Cholesterol modulates TGF-β receptors heterocomplex formation and their signaling in hepatocytes

Cholesterol, is a membrane organizer essential for lipid raft formation and involved in multiple hepatic disorders. Cholesterol metabolism is involved in etiology of hypercholesteremia, atherosclerosis and more. Transforming growth factor-β (TGF-β) plays critical roles in different physiological processes and diseases (e.g., cancer and NAFLD/NASH). TGF-β signals through a complex of two Ser/Thr kinase recep­tors, type I and II (TβRI/II), stimulating the canonical Smad and several non-Smad signaling pathways. Despite numerous reports on TGF-β/cholesterol interdependence, the under­lying mechanisms remained elusive. To elucidate them, the effects of cholesterol depletion (CD) or enrichment (CE) on TβRI/TβRII complex formation/dynamics (+/- TGF-β1) were investigated. AML12 hepatocytes were transfected with differently-tagged TβRI/II and the effect of immobilizing TβRII by IgG crosslinking on the lateral diffusion of TβRI was measured employing FRAP. The effects on TGF-β1 signal­ing were measured using western-blotting analysis. To validate the efficacy of CD/CE, their effects on cholesterol metabolism genes were examined using qRT-PCR.

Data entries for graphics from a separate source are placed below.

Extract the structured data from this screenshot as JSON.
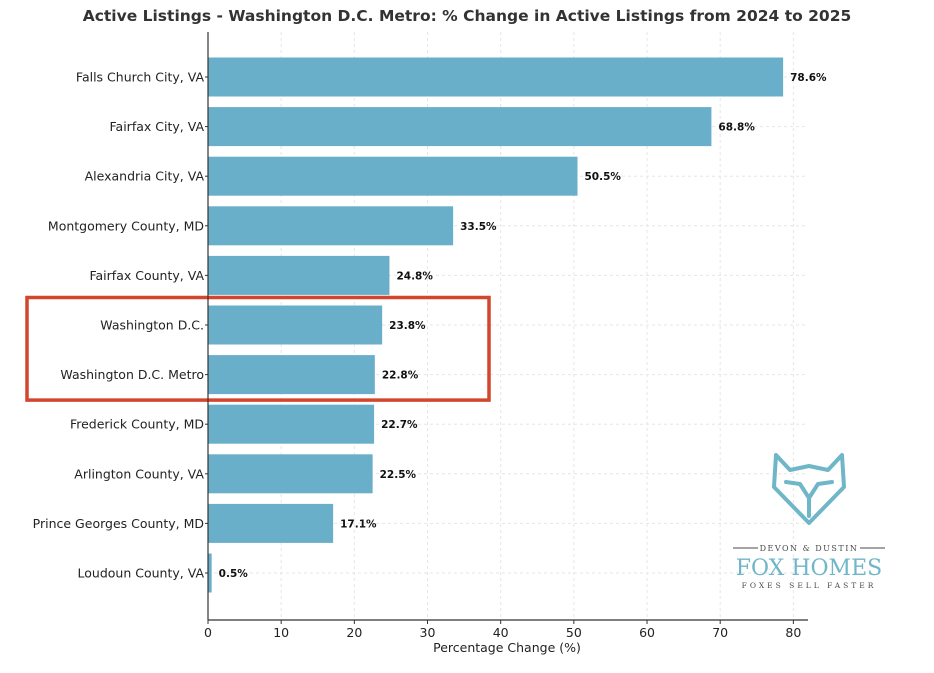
{
  "chart_data": {
    "type": "bar",
    "orientation": "horizontal",
    "title": "Active Listings - Washington D.C. Metro: % Change in Active Listings from 2024 to 2025",
    "xlabel": "Percentage Change (%)",
    "ylabel": "",
    "xlim": [
      0,
      82
    ],
    "xticks": [
      0,
      10,
      20,
      30,
      40,
      50,
      60,
      70,
      80
    ],
    "grid": true,
    "categories": [
      "Falls Church City, VA",
      "Fairfax City, VA",
      "Alexandria City, VA",
      "Montgomery County, MD",
      "Fairfax County, VA",
      "Washington D.C.",
      "Washington D.C. Metro",
      "Frederick County, MD",
      "Arlington County, VA",
      "Prince Georges County, MD",
      "Loudoun County, VA"
    ],
    "values": [
      78.6,
      68.8,
      50.5,
      33.5,
      24.8,
      23.8,
      22.8,
      22.7,
      22.5,
      17.1,
      0.5
    ],
    "value_labels": [
      "78.6%",
      "68.8%",
      "50.5%",
      "33.5%",
      "24.8%",
      "23.8%",
      "22.8%",
      "22.7%",
      "22.5%",
      "17.1%",
      "0.5%"
    ],
    "highlighted_categories": [
      "Washington D.C.",
      "Washington D.C. Metro"
    ],
    "bar_color": "#69afc9",
    "highlight_box_color": "#d2462e"
  },
  "logo": {
    "brand_top": "DEVON & DUSTIN",
    "brand_main": "FOX HOMES",
    "tagline": "FOXES SELL FASTER",
    "icon": "fox-head-icon",
    "color": "#6fb6c8"
  }
}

Patch/FRAP studies demonstrate TβRI/II complex formation prior to ligand bind­ing (Pre-Formed Comp­lexes; PFCs). TGF-β1 enhances TβRI/II complexes. PFCs were disrupted by CD, while TGF-β1 fully restored the complexes. CE augmented TβRI/II PFCs with minimal effect of TGF-β1 due to the already robust interactions. Of note, TGF-β1 Smad2/3 activation was unaffected by either CD/CE, indicating that this pathway doesn`t depend on rafts/caveolae (disrupted by CD). TGF-β1-signaling to PI3K/Akt was abrogated by CD indicating that it requires rafts and/or PFCs. However, this is insufficient for PI3K/Akt signaling, since it`s also lost following CE suggesting the potential involvement of other raft-resident proteins.